KUALA LUMPUR: Malaysia is currently having government-to-government talks with India, Bangladesh and (Southern) Thailand on bringing more foreign workers into the local plantation industry besides Indonesia, said Minister of Plantation Industries and Commodities Datuk Zuraida Kamaruddin.

She said Indonesia has already approved the entry of 32,000 Indonesians by the middle of February this year after Malaysia settled some technical issues with its government.
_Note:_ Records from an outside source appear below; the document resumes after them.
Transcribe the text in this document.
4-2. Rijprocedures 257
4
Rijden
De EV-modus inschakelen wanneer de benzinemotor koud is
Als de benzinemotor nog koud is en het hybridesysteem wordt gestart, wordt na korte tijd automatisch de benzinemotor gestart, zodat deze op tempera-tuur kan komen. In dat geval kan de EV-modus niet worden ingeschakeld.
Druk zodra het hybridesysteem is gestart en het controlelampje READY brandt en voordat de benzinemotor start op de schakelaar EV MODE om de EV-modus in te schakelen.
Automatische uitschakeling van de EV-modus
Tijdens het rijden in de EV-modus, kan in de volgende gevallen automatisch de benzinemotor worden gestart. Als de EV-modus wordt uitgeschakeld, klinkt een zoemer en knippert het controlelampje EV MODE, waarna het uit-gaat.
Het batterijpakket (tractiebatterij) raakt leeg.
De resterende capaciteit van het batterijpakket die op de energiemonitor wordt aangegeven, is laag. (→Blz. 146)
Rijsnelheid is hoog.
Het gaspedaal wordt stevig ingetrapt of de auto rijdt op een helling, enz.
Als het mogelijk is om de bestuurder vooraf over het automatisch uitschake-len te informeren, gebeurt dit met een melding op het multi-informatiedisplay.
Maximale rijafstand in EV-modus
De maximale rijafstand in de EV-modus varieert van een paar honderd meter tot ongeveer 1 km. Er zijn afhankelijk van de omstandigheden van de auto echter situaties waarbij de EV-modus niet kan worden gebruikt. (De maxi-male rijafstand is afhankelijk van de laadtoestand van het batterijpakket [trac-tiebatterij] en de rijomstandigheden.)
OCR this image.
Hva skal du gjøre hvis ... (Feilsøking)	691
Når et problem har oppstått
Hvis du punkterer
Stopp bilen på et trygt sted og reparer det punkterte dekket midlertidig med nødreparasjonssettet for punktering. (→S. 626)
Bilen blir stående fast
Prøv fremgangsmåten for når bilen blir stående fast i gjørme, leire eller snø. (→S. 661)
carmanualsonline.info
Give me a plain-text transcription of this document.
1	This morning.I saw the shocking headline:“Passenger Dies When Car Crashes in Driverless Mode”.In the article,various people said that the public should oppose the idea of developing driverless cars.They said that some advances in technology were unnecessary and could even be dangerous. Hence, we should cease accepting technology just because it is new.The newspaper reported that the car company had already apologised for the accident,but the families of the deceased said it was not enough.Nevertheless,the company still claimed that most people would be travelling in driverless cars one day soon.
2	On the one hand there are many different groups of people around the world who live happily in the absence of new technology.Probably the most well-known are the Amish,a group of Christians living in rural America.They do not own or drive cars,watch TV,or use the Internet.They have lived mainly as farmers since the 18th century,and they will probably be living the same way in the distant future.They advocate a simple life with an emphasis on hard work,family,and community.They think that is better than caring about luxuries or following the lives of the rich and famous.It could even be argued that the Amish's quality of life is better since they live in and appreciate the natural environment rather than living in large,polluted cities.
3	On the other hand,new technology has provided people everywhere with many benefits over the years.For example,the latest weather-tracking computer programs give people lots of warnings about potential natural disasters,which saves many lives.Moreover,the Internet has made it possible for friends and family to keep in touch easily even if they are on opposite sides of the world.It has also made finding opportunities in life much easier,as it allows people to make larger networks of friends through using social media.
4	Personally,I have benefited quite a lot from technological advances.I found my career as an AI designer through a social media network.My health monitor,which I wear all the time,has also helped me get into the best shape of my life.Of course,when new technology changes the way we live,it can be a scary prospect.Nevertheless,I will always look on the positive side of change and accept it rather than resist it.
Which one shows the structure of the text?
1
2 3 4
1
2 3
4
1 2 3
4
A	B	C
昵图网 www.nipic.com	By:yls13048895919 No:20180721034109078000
Zuraida explained that there are also other factors being discussed with Indonesia, namely on the living quarters of the workers and their social welfare here.

"On salary, we are not worried, because the minimum wage is RM1,200 and on average the palm oil workers are earning RM2,200 per month," she said.

Asked if Indonesia requested a higher minimum wage, Zuraida said the ministry will engage with the plantation companies and will negotiate back with the government to find a more amicable solution.

Meanwhile, the minister wants to ensure that the plantation industry continues to have a supply of labour to avoid the loss of fresh fruit bunches and have consistent palm oil production.

However, she stressed that this is only a short-term strategy, as in the next five years' time, the country would be reducing its dependency on foreign labour and replace with robust automation and mechanisation.

In her speech earlier, Zuraida said that from January till December 2021, the average CPO price surged by 64.1 per cent to the highest record in palm oil history at RM4,407.00 per tonne compared to RM2,685.50 per tonne during the same period in 2020.

Likewise, the average CPO price reached its historical peak for a monthly average at RM5,341.00 per tonne in November 2021 and a record daily average of RM5,429.00 per tonne on Nov 19, 2021.

This resulted in a significant increase of total palm oil products export revenue by 47.7 per cent to RM95.76 billion in 2021 (January-November) compared to RM64.85 billion in 2020 (January-November).

"Despite these impressive numbers, we cannot afford to remain complacent. The palm oil industry is still facing many challenges globally.

"To maintain our competitiveness in the global market, issues such as environmental governance and sustainable production are stark reminders of the challenges that need to be addressed," she said.

She added that the government remains committed in implementing strategies and initiatives towards strengthening the palm oil industry.

The allocations made under Malaysia's Budget 2022 aims for post COVID-19 economic recovery and to boost the growth of the agri-commodity industry.

To recap, the government has allocated RM35 million to implement the Smallholder Palm Oil Replanting Stimulus Scheme and RM20 million to address the ongoing anti-palm oil campaign at the international level.

It also allocated a total of RM30 million for agricultural mechanisation technology research and commercialisation to the Mechanisation and Automation Research Consortium of Oil Palm (MARCOP).

The main focus of MARCOP is to address the problem of fresh fruit bunches (FFB) harvesting operations, which currently involves 80 per cent of foreign labour.

MARCOP will focus on the latest technologies within the framework of the Industrial Revolution 4.0.